Loved To Death

September 10, 2018

There is a famous Polish Play by Brecht called the Caucasian Chalk Circle that captures (brilliantly) what Elvis Presley knew when he sang, “love hurts, love scars”. In the story, the child of a Governor was discarded as an inconvenience and raised by a kitchen maid, who loved him but had little else to offer the child. Due to some political re-shuffling, the child became valuable and a judge was forced to decide who loved the child more.

He drew a chalk circle on the ground, put an arm of the child in each of the parties’ grip and set the stage for them to pull on the child, the one who pulled the child across the circle on their side, it seemed would win custody of the boy. The poor woman, who had the best interests of the child, could see that the child would be injured and she let go, refusing to contest in a way that would injure the child. And, so, we learn from the story that the one who was prepared to let the child go…was the one who loved the child…and that selflessness would have hurt…So. Very. Much.

Love is like that when it is about the lover and not the beloved. We can, it seems, love things to death. This sad story has a point for our town and all tourist towns like ours all over the world.

Overtourism, is a social phenomenon that is exhausting the natural and cultural resources of popular global destinations. Recently put in the spotlight by the ABC’s Sunday Extra program, overtourism has caused authorities to take drastic action in some cases, including closing Maya Beach in Thailand to help marine life recover from almost two decades of unsustainable crowding.

Responsible travel is the movement geared toward minimising the traveller’s footprint on popular destinations. As hosts, we can do more to encourage traveller’s here to make responsible choices about how they enjoy our town, without harm – just like the kitchen maid in our opening tale.

If you, or someone you know, is thinking about a trip to Byron Bay and the Northern Rivers Shire, here are some tips about how to make the most out of your visit, while respecting and benefiting the traditional owners, local residents, regional producers and their businesses.

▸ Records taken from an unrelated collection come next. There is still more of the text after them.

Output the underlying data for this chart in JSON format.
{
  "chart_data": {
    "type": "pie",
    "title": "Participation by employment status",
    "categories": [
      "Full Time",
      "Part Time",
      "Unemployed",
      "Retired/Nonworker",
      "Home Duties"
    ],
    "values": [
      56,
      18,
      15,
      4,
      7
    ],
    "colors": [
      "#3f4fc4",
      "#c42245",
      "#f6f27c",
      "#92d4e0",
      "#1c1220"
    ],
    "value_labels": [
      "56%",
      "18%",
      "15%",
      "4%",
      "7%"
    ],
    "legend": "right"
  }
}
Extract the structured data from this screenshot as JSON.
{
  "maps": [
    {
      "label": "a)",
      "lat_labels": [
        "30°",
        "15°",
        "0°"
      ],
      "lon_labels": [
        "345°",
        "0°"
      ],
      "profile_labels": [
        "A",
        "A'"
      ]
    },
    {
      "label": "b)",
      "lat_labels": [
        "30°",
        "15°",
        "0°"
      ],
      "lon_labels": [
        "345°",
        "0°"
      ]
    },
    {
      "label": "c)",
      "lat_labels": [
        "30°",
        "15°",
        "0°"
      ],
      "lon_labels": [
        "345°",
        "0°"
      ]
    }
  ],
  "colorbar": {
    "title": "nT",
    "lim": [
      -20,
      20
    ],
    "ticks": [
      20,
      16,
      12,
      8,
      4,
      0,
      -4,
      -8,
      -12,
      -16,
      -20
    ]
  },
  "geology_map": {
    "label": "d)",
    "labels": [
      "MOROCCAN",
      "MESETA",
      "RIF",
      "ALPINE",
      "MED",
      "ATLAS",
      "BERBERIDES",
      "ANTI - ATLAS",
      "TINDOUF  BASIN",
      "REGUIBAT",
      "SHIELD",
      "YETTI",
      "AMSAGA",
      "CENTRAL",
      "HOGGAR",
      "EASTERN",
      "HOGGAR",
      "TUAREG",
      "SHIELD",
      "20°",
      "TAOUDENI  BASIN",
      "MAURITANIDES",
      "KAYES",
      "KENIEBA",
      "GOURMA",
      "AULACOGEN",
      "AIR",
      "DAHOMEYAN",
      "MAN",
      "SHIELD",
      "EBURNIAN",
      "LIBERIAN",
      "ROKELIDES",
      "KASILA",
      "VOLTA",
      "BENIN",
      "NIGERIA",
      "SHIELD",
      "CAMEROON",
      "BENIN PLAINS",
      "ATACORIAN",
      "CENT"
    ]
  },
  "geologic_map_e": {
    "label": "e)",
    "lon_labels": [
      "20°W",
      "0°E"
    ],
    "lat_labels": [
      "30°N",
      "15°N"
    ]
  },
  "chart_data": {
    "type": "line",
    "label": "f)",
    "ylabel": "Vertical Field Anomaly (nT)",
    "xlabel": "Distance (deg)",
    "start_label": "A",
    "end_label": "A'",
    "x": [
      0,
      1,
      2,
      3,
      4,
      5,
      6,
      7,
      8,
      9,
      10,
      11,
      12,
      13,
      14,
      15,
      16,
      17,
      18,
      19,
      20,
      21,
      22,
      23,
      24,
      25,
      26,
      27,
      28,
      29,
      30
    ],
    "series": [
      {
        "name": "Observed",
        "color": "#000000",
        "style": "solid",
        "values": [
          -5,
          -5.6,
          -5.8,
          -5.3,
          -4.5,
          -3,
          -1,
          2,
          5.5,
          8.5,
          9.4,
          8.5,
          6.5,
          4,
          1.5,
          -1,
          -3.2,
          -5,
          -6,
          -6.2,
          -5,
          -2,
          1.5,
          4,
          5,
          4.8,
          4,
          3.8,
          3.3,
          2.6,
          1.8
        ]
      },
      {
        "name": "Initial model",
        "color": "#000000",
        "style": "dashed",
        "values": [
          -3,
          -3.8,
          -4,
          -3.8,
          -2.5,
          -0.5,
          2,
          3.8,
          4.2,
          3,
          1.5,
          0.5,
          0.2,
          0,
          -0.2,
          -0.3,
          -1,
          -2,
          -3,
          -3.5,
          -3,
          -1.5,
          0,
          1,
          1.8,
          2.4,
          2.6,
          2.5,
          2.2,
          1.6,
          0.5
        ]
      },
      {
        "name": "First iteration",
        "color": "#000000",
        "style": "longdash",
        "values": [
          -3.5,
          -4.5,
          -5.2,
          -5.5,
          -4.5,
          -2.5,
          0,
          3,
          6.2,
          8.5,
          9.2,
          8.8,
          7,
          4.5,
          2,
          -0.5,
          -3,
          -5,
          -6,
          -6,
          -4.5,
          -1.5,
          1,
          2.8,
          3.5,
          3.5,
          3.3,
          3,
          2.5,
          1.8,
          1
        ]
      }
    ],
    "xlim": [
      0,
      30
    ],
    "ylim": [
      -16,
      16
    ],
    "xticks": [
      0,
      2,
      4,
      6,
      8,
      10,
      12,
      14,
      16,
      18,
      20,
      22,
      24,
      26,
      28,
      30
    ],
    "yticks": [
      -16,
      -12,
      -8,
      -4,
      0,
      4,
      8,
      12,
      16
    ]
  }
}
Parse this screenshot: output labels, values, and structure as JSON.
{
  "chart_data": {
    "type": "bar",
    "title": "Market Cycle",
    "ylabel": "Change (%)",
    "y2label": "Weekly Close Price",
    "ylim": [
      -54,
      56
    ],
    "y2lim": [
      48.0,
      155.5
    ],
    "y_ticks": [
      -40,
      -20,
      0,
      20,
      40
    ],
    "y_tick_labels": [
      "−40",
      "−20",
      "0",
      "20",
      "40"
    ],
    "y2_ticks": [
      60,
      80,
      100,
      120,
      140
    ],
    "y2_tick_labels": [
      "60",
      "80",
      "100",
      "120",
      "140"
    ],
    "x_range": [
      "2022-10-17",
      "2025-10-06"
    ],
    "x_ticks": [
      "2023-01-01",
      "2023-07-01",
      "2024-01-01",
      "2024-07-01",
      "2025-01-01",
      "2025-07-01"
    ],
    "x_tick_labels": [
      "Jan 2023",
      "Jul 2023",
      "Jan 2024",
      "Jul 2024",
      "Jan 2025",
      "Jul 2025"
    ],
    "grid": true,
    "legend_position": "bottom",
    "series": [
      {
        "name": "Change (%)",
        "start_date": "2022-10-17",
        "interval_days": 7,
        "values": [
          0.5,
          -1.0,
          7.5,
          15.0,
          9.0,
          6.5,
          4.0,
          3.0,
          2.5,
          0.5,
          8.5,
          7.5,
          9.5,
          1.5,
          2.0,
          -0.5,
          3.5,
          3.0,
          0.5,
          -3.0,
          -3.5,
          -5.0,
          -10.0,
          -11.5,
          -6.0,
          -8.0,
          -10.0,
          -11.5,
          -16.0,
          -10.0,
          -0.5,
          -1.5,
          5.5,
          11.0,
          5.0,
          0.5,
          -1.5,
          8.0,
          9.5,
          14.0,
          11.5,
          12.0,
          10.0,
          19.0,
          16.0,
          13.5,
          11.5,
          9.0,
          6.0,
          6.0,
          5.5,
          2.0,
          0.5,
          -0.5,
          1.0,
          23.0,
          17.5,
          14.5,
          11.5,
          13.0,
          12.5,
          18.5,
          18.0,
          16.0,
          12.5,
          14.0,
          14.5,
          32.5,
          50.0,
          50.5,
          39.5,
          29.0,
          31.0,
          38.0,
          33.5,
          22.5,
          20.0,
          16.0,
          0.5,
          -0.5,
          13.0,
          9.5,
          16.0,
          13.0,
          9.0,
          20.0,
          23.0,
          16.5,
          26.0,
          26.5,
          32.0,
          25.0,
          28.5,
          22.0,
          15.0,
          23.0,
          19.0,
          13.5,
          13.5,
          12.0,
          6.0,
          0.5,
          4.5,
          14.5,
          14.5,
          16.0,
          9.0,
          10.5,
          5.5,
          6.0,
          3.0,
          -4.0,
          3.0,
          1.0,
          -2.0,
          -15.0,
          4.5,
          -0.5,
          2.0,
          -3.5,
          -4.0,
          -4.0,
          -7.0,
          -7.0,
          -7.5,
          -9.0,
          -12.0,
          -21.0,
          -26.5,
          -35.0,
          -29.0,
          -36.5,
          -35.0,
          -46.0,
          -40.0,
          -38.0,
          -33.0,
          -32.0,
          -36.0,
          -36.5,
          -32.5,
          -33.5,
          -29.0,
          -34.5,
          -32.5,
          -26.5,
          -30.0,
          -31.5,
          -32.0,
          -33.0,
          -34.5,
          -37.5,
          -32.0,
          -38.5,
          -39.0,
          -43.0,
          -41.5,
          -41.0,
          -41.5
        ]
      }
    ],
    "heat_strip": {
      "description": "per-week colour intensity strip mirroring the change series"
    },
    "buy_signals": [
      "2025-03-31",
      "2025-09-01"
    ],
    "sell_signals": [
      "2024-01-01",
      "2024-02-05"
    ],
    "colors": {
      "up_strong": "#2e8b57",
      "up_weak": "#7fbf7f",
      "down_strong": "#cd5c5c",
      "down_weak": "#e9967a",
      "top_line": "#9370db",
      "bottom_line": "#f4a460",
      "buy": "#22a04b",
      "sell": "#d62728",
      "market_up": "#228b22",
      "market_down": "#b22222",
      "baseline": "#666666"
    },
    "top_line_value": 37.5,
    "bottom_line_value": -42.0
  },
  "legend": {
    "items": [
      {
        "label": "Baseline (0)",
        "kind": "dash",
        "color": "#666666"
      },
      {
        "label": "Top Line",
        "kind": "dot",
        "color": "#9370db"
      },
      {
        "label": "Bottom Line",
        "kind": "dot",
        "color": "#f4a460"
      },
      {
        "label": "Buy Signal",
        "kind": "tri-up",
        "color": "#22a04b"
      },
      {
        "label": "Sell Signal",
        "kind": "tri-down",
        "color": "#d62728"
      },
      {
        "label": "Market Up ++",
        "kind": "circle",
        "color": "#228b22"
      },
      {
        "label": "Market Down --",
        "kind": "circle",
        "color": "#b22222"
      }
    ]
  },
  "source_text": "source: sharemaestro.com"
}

  • Using public transport
  • Buying locally produced food and drink – we have one of the best food basins in the world with international award-winning produce (Brookies Gin, anyone?), so this shouldn’t be too hard
  • Shop from local artisans, and check to see whether goods are produced locally
  • Donate to organisations that work to preserve and conserve the ‘attractions’ of Byron Bay and surrounding regions, such as The Cape Byron Information Centre and The Arakwal National Park
  • Respect and pay tribute to the Traditional Owners of the Land, the Arakwal people. By understanding their traditions and culture, you will not only avoid any unintended offence but you will feel the welcome to country – a special and sacred attitude towards sharing and reconciliation with the people who have been connected to the land for over 22,000 years. You can find out more about the Arakwal tribe, here: http://arakwal.com.au/  

One Response to “Loved To Death”

  • Enzo says:

    Brecht’s play ,although i have not read it,seems to be a variationon on Solomon’s judgment when confronted by the two women claiming to be the real mother of the baby. The result was not that different either.On loving places to death…Venice ……2017…the hordes of tourists dispel any sense of beauty or magic in the lagoon.! No wonder tourist ships were banned shortly afterwards….why bother? Why do we do it? We do it because we can…cant bear missing out….just join the queue.